As a student and aspiring journalist, I do not believe that the recently passed Protection of Online Falsehoods and Manipulation Act (Pofma) is the best way to tackle the problem of fake news.
As Singaporeans, we pride ourselves on having a world-class education system. So perhaps the solution to fake news can be found in the classroom.
Secondary school students are taught critical thinking skills during their humanities classes, such as how to corroborate sources and interpret cartoons. However, the sources examined in these classes often come from traditional media, such as newspapers and print magazines.
In traditional media, content typically must go through an editor before it is published, in the interests of ensuring minimal errors and misinformation. But the vast majority of online content is not fact-checked at all. Digital technology allows users to manipulate content like photos and videos easily.
If our lawmakers are so concerned with online falsehoods, why not include new media sources to the school curriculum?

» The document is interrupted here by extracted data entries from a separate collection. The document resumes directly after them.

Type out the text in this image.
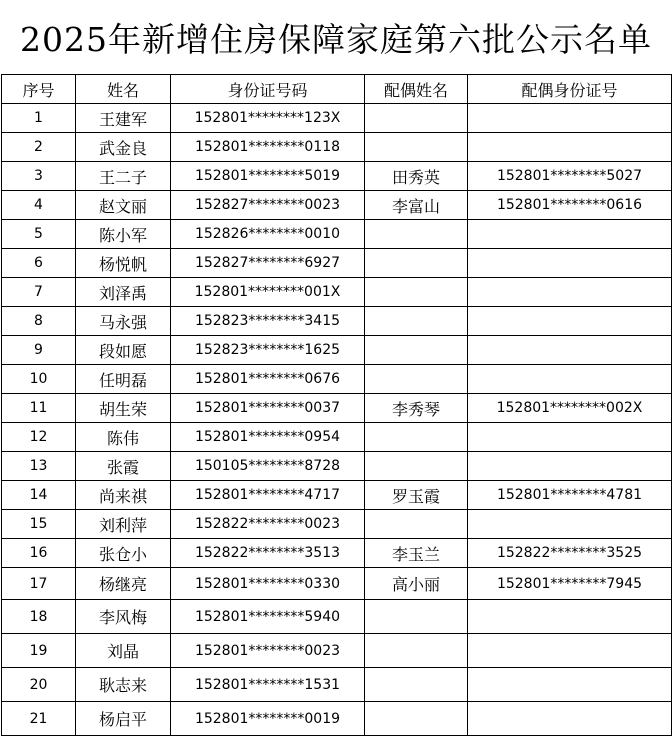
2025年新增住房保障家庭第六批公示名单
序号	姓名	身份证号码	配偶姓名	配偶身份证号
1	王建军	152801********123X		
2	武金良	152801********0118		
3	王二子	152801********5019	田秀英	152801********5027
4	赵文丽	152827********0023	李富山	152801********0616
5	陈小军	152826********0010		
6	杨悦帆	152827********6927		
7	刘泽禹	152801********001X		
8	马永强	152823********3415		
9	段如愿	152823********1625		
10	任明磊	152801********0676		
11	胡生荣	152801********0037	李秀琴	152801********002X
12	陈伟	152801********0954		
13	张霞	150105********8728		
14	尚来祺	152801********4717	罗玉霞	152801********4781
15	刘利萍	152822********0023		
16	张仓小	152822********3513	李玉兰	152822********3525
17	杨继亮	152801********0330	高小丽	152801********7945
18	李风梅	152801********5940		
19	刘晶	152801********0023		
20	耿志来	152801********1531		
21	杨启平	152801********0019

In Finland, schools are pioneering this approach to combat fake news. According to recent reports, students in Finland aged 15 to 16 are taught to examine claims they find in YouTube videos and social media posts. They learn to compare media biases in different articles, and the impact misinformation has on readers.
I'm glad to hear that Singaporean representatives have travelled to Finland to learn more about this curriculum.

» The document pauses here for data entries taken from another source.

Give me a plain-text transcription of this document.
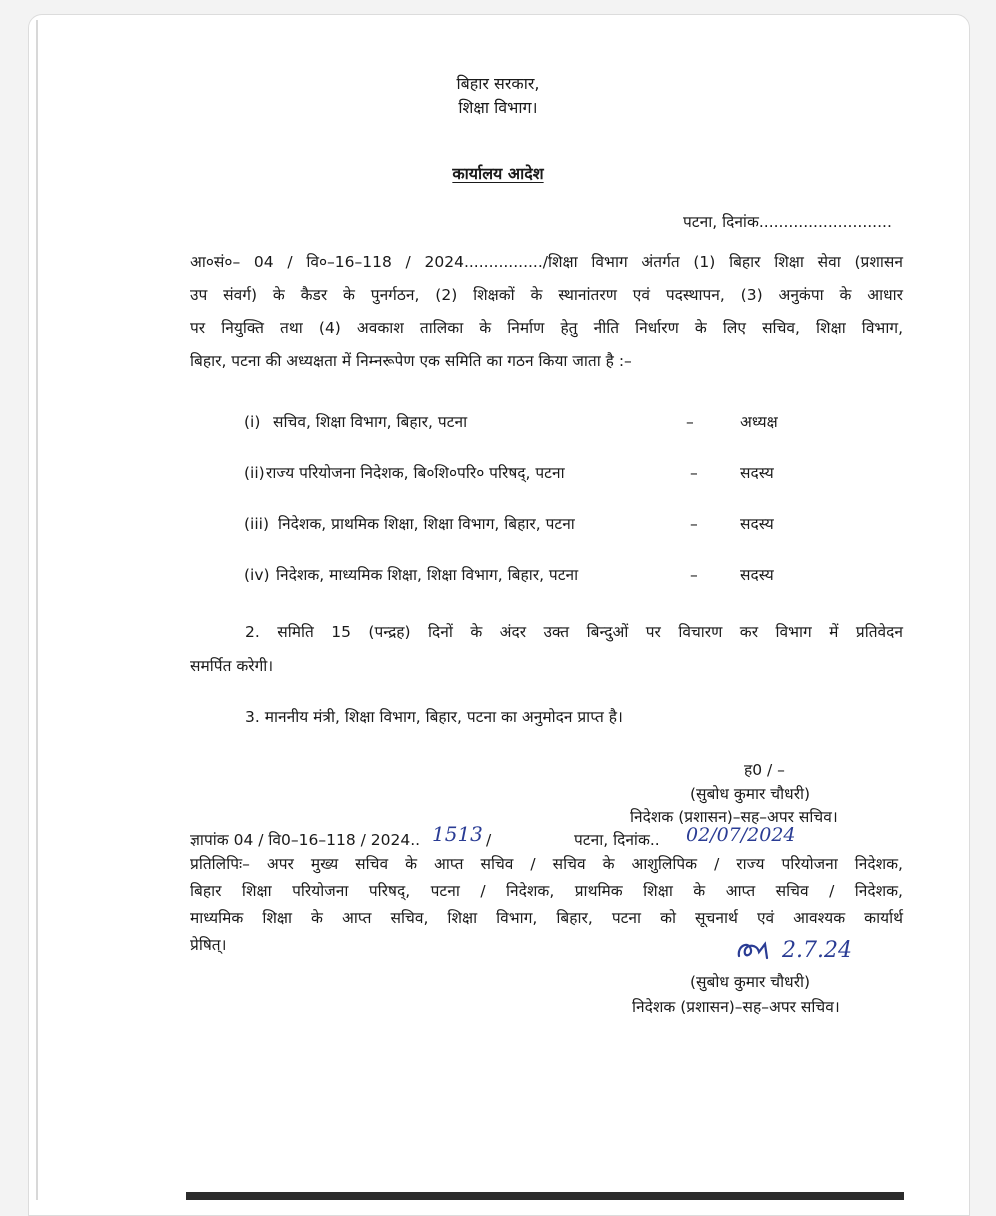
बिहार सरकार,
शिक्षा विभाग।
कार्यालय आदेश
पटना, दिनांक...........................
आ०सं०– 04 / वि०–16–118 / 2024................/शिक्षा विभाग अंतर्गत (1) बिहार शिक्षा सेवा (प्रशासन
उप संवर्ग) के कैडर के पुनर्गठन, (2) शिक्षकों के स्थानांतरण एवं पदस्थापन, (3) अनुकंपा के आधार
पर नियुक्ति तथा (4) अवकाश तालिका के निर्माण हेतु नीति निर्धारण के लिए सचिव, शिक्षा विभाग,
बिहार, पटना की अध्यक्षता में निम्नरूपेण एक समिति का गठन किया जाता है :–
(i) सचिव, शिक्षा विभाग, बिहार, पटना	–	अध्यक्ष
(ii) राज्य परियोजना निदेशक, बि०शि०परि० परिषद्, पटना	–	सदस्य
(iii) निदेशक, प्राथमिक शिक्षा, शिक्षा विभाग, बिहार, पटना	–	सदस्य
(iv) निदेशक, माध्यमिक शिक्षा, शिक्षा विभाग, बिहार, पटना	–	सदस्य
2. समिति 15 (पन्द्रह) दिनों के अंदर उक्त बिन्दुओं पर विचारण कर विभाग में प्रतिवेदन
समर्पित करेगी।
3. माननीय मंत्री, शिक्षा विभाग, बिहार, पटना का अनुमोदन प्राप्त है।
ह0 / –
(सुबोध कुमार चौधरी)
निदेशक (प्रशासन)–सह–अपर सचिव।
ज्ञापांक 04 / वि0–16–118 / 2024.. 1513 /	पटना, दिनांक.. 02/07/2024
प्रतिलिपिः– अपर मुख्य सचिव के आप्त सचिव / सचिव के आशुलिपिक / राज्य परियोजना निदेशक,
बिहार शिक्षा परियोजना परिषद्, पटना / निदेशक, प्राथमिक शिक्षा के आप्त सचिव / निदेशक,
माध्यमिक शिक्षा के आप्त सचिव, शिक्षा विभाग, बिहार, पटना को सूचनार्थ एवं आवश्यक कार्यार्थ
प्रेषित्।	2.7.24
(सुबोध कुमार चौधरी)
निदेशक (प्रशासन)–सह–अपर सचिव।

Classes on basic journalism could also pave the way to a more media-literate Singapore. By learning the rigorous standards by which journalists source information, we might more easily spot sloppy writing or baseless claims.
Pofma may hinder the spread of fake news, but a more sustainable objective would be to rob fake news of its power over readers in the first place.
The better solution would be to pave the way to media literacy in Singaporeans from young.